De inflatie in Duitsland is het afgelopen jaar uitgekomen op het hoogste niveau sinds 1993. Volgens het Duitse federale statistiekbureau Destatis werd het leven in de grootste economie van Europa gemiddeld 3,1 procent duurder dan een jaar eerder. In 2020 ging het nog om een toename van 0,5 procent.

Dat de consumentenprijzen zo hard zijn opgelopen komt vooral door de gestegen energieprijzen. Die worden door fabrikanten en andere bedrijven doorberekend aan Duitsers.

Ook zijn veel andere grondstoffen de laatste maanden in rap tempo duurder geworden. Dat komt onder meer door verstoringen in de leveringsketens van bedrijven, maar ook door een enorm gestegen vraag te midden van het economische herstel van de coronacrisis.

Verder was er bij de oosterburen sprake van een na-ijleffect van de tijdelijke btw-verlaging van een jaar eerder, die begin 2021 werd teruggedraaid. Ook golden er sinds januari vorig jaar CO2-heffingen die impact hadden.

Lichte daling Duitse inflatie in december

In de maand december liep de inflatie volgens maandcijfers wel iets terug van de piek van november. Toen was met een inflatie van 6 procent op jaarbasis nog sprake van het hoogste maandcijfer in decennia volgens de Europese geharmoniseerde meetmethode. Maar in december lagen de prijzen in doorsnee nog maar 5,7 procent hoger dan in dezelfde maand een jaar eerder.

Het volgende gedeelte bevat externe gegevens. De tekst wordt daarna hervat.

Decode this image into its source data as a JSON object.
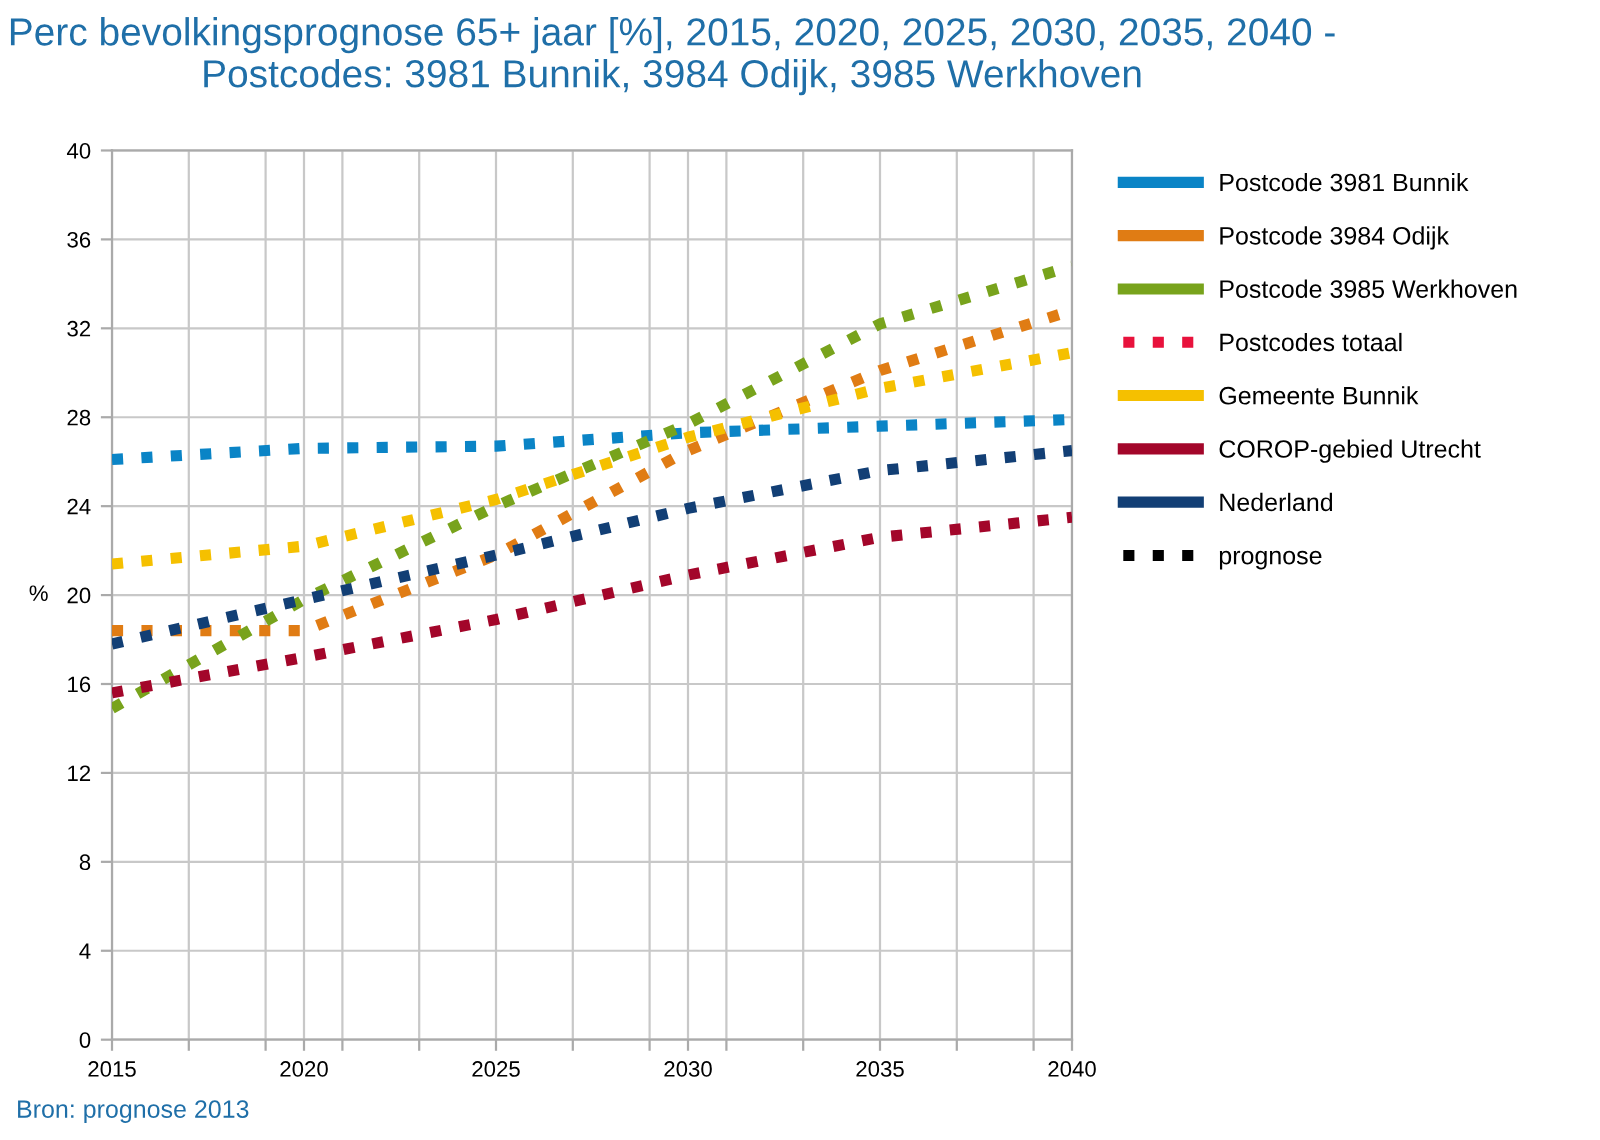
{
  "chart_data": {
    "type": "line",
    "title": "Perc bevolkingsprognose 65+ jaar [%], 2015, 2020, 2025, 2030, 2035, 2040 - Postcodes: 3981 Bunnik, 3984 Odijk, 3985 Werkhoven",
    "ylabel": "%",
    "x": [
      2015,
      2020,
      2025,
      2030,
      2035,
      2040
    ],
    "series": [
      {
        "name": "Postcode 3981 Bunnik",
        "color": "#0a84c6",
        "values": [
          26.1,
          26.6,
          26.7,
          27.3,
          27.6,
          27.9
        ]
      },
      {
        "name": "Postcode 3984 Odijk",
        "color": "#e07c14",
        "values": [
          18.4,
          18.4,
          21.8,
          26.5,
          30.1,
          32.8
        ]
      },
      {
        "name": "Postcode 3985 Werkhoven",
        "color": "#78a31c",
        "values": [
          14.9,
          19.8,
          24.0,
          27.7,
          32.2,
          34.8
        ]
      },
      {
        "name": "Postcodes totaal",
        "color": "#e8123c",
        "values": [
          null,
          null,
          null,
          null,
          null,
          null
        ]
      },
      {
        "name": "Gemeente Bunnik",
        "color": "#f5c000",
        "values": [
          21.4,
          22.2,
          24.3,
          27.1,
          29.3,
          30.9
        ]
      },
      {
        "name": "COROP-gebied Utrecht",
        "color": "#a3062a",
        "values": [
          15.6,
          17.2,
          18.9,
          20.9,
          22.6,
          23.5
        ]
      },
      {
        "name": "Nederland",
        "color": "#123f75",
        "values": [
          17.8,
          19.8,
          21.8,
          23.9,
          25.6,
          26.5
        ]
      },
      {
        "name": "prognose",
        "color": "#000000",
        "values": [
          null,
          null,
          null,
          null,
          null,
          null
        ]
      }
    ],
    "line_style": "dotted",
    "marker": "none",
    "xlim": [
      2015,
      2040
    ],
    "xticks": [
      2015,
      {
        "value": 2017,
        "label": null
      },
      {
        "value": 2019,
        "label": null
      },
      2020,
      {
        "value": 2021,
        "label": null
      },
      {
        "value": 2023,
        "label": null
      },
      2025,
      {
        "value": 2027,
        "label": null
      },
      {
        "value": 2029,
        "label": null
      },
      2030,
      {
        "value": 2031,
        "label": null
      },
      {
        "value": 2033,
        "label": null
      },
      2035,
      {
        "value": 2037,
        "label": null
      },
      {
        "value": 2039,
        "label": null
      },
      2040
    ],
    "ylim": [
      0,
      40
    ],
    "yticks": [
      0,
      4,
      8,
      12,
      16,
      20,
      24,
      28,
      32,
      36,
      40
    ],
    "grid": true,
    "legend": "right",
    "annotations": [
      "Bron: prognose 2013"
    ]
  }
}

Aan de andere kant is de inflatie in Duitsland niet meer beperkt tot een paar sectoren, maar breed verspreid over de economie, signaleert econoom Carsten Brzeski van ING. "Hoewel de huidige inflatiecijfers een piek lijken te vormen, is het onwaarschijnlijk dat de inflatie in een rechte lijn gaat afnemen. Waarschijnlijk vindt er eerst een bredere verspreiding plaats van prijsstijgingen, en komt er pas aan het eind van het jaar verlichting."

De ontwikkeling van de inflatie in Duitsland is van groot belang voor het rentebeleid van de Europese Centrale Bank, aangezien Duitsland zwaar meeweegt in de eurozone.

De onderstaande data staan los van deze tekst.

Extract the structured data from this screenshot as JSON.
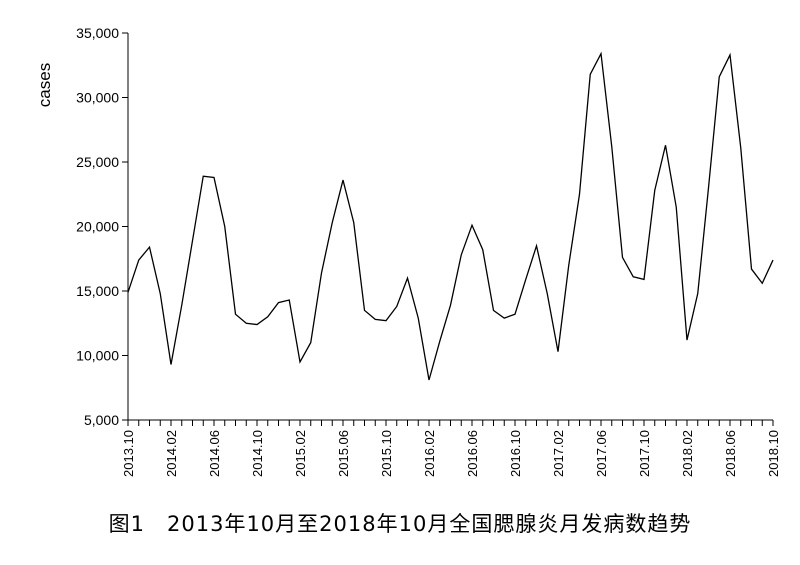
{
  "caption": "图1　2013年10月至2018年10月全国腮腺炎月发病数趋势",
  "chart_data": {
    "type": "line",
    "title": "",
    "xlabel": "",
    "ylabel": "cases",
    "ylim": [
      5000,
      35000
    ],
    "yticks": [
      "5,000",
      "10,000",
      "15,000",
      "20,000",
      "25,000",
      "30,000",
      "35,000"
    ],
    "xtick_labels": [
      "2013.10",
      "2014.02",
      "2014.06",
      "2014.10",
      "2015.02",
      "2015.06",
      "2015.10",
      "2016.02",
      "2016.06",
      "2016.10",
      "2017.02",
      "2017.06",
      "2017.10",
      "2018.02",
      "2018.06",
      "2018.10"
    ],
    "grid": false,
    "legend": "none",
    "line_color": "#000000",
    "categories": [
      "2013.10",
      "2013.11",
      "2013.12",
      "2014.01",
      "2014.02",
      "2014.03",
      "2014.04",
      "2014.05",
      "2014.06",
      "2014.07",
      "2014.08",
      "2014.09",
      "2014.10",
      "2014.11",
      "2014.12",
      "2015.01",
      "2015.02",
      "2015.03",
      "2015.04",
      "2015.05",
      "2015.06",
      "2015.07",
      "2015.08",
      "2015.09",
      "2015.10",
      "2015.11",
      "2015.12",
      "2016.01",
      "2016.02",
      "2016.03",
      "2016.04",
      "2016.05",
      "2016.06",
      "2016.07",
      "2016.08",
      "2016.09",
      "2016.10",
      "2016.11",
      "2016.12",
      "2017.01",
      "2017.02",
      "2017.03",
      "2017.04",
      "2017.05",
      "2017.06",
      "2017.07",
      "2017.08",
      "2017.09",
      "2017.10",
      "2017.11",
      "2017.12",
      "2018.01",
      "2018.02",
      "2018.03",
      "2018.04",
      "2018.05",
      "2018.06",
      "2018.07",
      "2018.08",
      "2018.09",
      "2018.10"
    ],
    "series": [
      {
        "values": [
          14900,
          17400,
          18400,
          14800,
          9300,
          13900,
          18900,
          23900,
          23800,
          20000,
          13200,
          12500,
          12400,
          13000,
          14100,
          14300,
          9500,
          11000,
          16400,
          20300,
          23600,
          20300,
          13500,
          12800,
          12700,
          13800,
          16000,
          12900,
          8100,
          11100,
          13900,
          17800,
          20100,
          18200,
          13500,
          12900,
          13200,
          15900,
          18500,
          14800,
          10300,
          17000,
          22500,
          31800,
          33400,
          26200,
          17600,
          16100,
          15900,
          22800,
          26300,
          21500,
          11200,
          14800,
          23000,
          31600,
          33300,
          26100,
          16700,
          15600,
          17400
        ]
      }
    ]
  }
}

De verwachting van de ECB is dat de inflatie in de loop van 2022 weer zal afnemen. Daarom heeft de ECB vooralsnog nauwelijks stappen gezet om het goedkoopgeldbeleid terug te draaien.

Er zijn economen die erop wijzen dat de inflatie nog langere tijd op een relatief hoog niveau kan blijven. Als dat het geval is, dan zou de ECB wellicht in moeten grijpen door versneld het extreem soepele monetaire beleid terug te draaien.

Op het moment dat rentes in de eurozone schoksgewijs zouden stijgen, kan dat onrust veroorzaken op financiële markten. Ook hebben veel eurolanden tijdens de coronacrisis extra schuld op zich genomen. Die kan momenteel spotgoedkoop gefinancierd worden. Maar als rentes stijgen, gaat de hogere schuldenlast ook zwaarder drukken op de staatsfinanciën in de eurozone.